A PORT man has been cleared of issuing a death threat after a trial heard that the alleged victim is charged with stalking his partner.

Andrew McLean, 34, was accused of pulling up beside Lawrence Lyons, 51, in a car and stating: "I'll kill you after the court case."

But Mr McLean said that he'd merely told Mr Lyons that he would see him in court after the other man made an 'evil' jibe at him.

Greenock Sheriff Court heard that Mr Lyons had shouted over that he'd had sex with Mr McLean's partner.

Mr Lyons was sitting outside a close at his flat on Robert Street drinking cider when a mid-morning confrontation occurred on April 29.

He told the court: "Mr McLean pulled up in a car and said he was going to kill me after the court case.

"He sounded angry. I wasn't really bothered. I thought, I'm up against his girlfriend, so that was that."

Mr Lyons is facing a trial next week.

Defence lawyer Aidan Gallagher put it to him: "You are being prosecuted on what is commonly known as a stalking charge."

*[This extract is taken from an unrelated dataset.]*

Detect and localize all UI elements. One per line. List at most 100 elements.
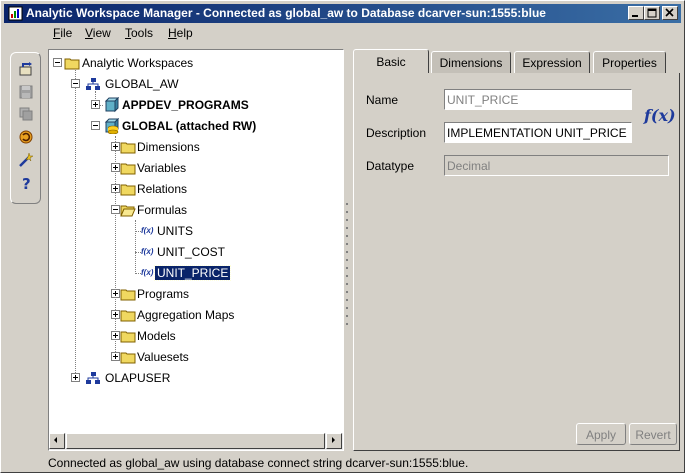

Mr Lyons replied: "Allegedly, yes."

Mr Gallagher asked him if it were not the case that he'd initiated a confrontation by shouting that he'd been intimate with the woman.

Mr Lyons replied abruptly: "Nope."

He told the court that he'd been in a 'relationship' with the female, at which point she became upset in the public gallery and rushed outside.

Lyons' friend of 20 years, William Smith, 52, said that Mr McLean had 'hung out' the driver's side window and shouted the death threat.

Mr McLean, of Wilson Street, told the court that he stopped the car because Lyons had made a 'hurtful, evil remark'.

He said: "I stopped and said, 'I'll see you in court, and I drove off, and that's all."

Asked by fiscal depute Joanne Gilmour why he stopped at all, Mr McLean said: "Anyone would be upset."

Sheriff Andrew McIntyre said that he had 'doubts' concerning some of the evidence in the case.